While many of the Sunday shows have drawn record audiences as mentioned above, it’s also true that premium cable networks like HBO and Showtime aren’t beholden to advertisers. So those executives don’t have the expectation or urgency that viewers need to tune in “live” during their shows’ initial Sunday night airing. “I always say, it doesn’t matter to me whether you watch it on Sunday; I’m fine if you want to want until Monday or Tuesday or Wednesday,” said Nevins. “You wait much past then, you’re going to miss the conversation.”
It’s happening, again! Showtime announced it is reviving Twin Peaks as a nine-episode limited series, airing in 2016. While many people spoke with co-creator Mark Frost about how his and David Lynch’s decision to return to the show, I took a different approach, talking with Showtime execs for this Quartz story about why this made sense for the network.
“In some ways, Twin Peaks was the precursor to all of the high-quality, provocative serialized drama that we all do now,” Gary Levine, Showtime’s executive vice president of original programming, told Quartz. “So to go back to the OG of provocative, serialized drama seemed like a no-brainer. Twin Peaks always did and always will define cool, and that was just too tempting to turn away from.”

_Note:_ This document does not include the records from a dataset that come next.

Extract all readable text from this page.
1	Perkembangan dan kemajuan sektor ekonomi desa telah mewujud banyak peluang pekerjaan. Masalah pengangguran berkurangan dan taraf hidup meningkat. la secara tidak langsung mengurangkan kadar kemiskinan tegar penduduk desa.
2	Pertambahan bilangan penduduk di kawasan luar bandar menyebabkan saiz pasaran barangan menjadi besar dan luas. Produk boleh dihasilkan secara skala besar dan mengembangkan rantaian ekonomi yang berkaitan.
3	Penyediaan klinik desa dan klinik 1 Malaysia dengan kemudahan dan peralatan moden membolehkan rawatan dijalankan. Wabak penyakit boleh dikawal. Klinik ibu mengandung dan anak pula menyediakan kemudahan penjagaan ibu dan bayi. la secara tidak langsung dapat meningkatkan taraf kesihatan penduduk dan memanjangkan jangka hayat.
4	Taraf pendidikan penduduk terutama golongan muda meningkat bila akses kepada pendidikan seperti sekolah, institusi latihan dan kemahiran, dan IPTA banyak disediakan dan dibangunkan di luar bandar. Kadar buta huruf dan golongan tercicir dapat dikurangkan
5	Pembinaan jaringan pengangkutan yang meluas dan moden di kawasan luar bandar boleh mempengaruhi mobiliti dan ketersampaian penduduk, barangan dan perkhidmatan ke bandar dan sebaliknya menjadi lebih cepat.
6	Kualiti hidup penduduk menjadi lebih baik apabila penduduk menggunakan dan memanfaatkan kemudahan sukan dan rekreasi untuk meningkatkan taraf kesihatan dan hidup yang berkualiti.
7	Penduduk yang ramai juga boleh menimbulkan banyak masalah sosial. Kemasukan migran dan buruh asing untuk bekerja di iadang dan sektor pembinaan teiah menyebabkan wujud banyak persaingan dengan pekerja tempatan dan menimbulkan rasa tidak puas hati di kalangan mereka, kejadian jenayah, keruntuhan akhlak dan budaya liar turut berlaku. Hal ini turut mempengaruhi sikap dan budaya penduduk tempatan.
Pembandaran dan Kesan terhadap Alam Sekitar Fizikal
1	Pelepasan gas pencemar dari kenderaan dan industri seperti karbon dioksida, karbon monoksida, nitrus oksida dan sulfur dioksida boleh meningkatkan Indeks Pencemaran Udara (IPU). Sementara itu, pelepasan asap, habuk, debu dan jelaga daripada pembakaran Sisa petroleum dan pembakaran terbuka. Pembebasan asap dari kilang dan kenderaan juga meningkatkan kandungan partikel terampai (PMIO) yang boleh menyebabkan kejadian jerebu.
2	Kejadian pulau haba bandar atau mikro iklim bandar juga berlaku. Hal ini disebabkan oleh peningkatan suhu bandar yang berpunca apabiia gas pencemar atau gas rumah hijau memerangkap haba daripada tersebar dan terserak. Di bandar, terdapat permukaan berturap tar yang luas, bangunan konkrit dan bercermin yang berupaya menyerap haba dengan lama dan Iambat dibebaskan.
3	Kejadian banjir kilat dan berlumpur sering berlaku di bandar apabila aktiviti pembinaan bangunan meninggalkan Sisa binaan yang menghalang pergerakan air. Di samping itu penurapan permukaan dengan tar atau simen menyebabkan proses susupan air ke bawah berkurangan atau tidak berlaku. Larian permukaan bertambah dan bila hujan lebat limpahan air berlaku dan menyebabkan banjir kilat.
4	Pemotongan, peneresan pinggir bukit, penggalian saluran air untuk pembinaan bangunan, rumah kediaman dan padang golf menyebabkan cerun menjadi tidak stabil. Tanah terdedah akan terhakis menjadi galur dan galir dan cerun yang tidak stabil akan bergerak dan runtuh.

There’s lots more from Levine and Showtime Networks President David Nevins about how they’ll avoid the train wreck that was Season 2, how much they know about the new season and whether there could be more stories to tell beyond those nine episodes.
I’m still reeling from the news that Philip Seymour Hoffman was found dead yesterday from an apparent drug overdose. As I wrote at Quartz, what might have been his best performance yet was still to come: in an upcoming Showtime comedy series, Happyish.
Last month, Showtime treated reporters at the Television Critics Association’s winter press tour to footage from Happyish, which the network had just officially picked up to series. In the clips screened from the pilot episode, reporters and critics were laughing at the exploits of Hoffman, who played a bitter creative director at a New York City ad agency dealing with a new boss half his age. The footage promised yet another classic Hoffman performance, with a profane rant against social media and an uproarious hallucination involving a Keebler Elf. And even though only the pilot episode had been shot, with a likely series debut set for summer, many in the room—myself included—were already predicting that Hoffman would be making room on his mantle for Emmys, Golden Globes and SAG Awards for his Happyish role.
Those of us lucky enough to see that footage at TCA will always wonder what might have been. RIP, Philip Seymour Hoffman.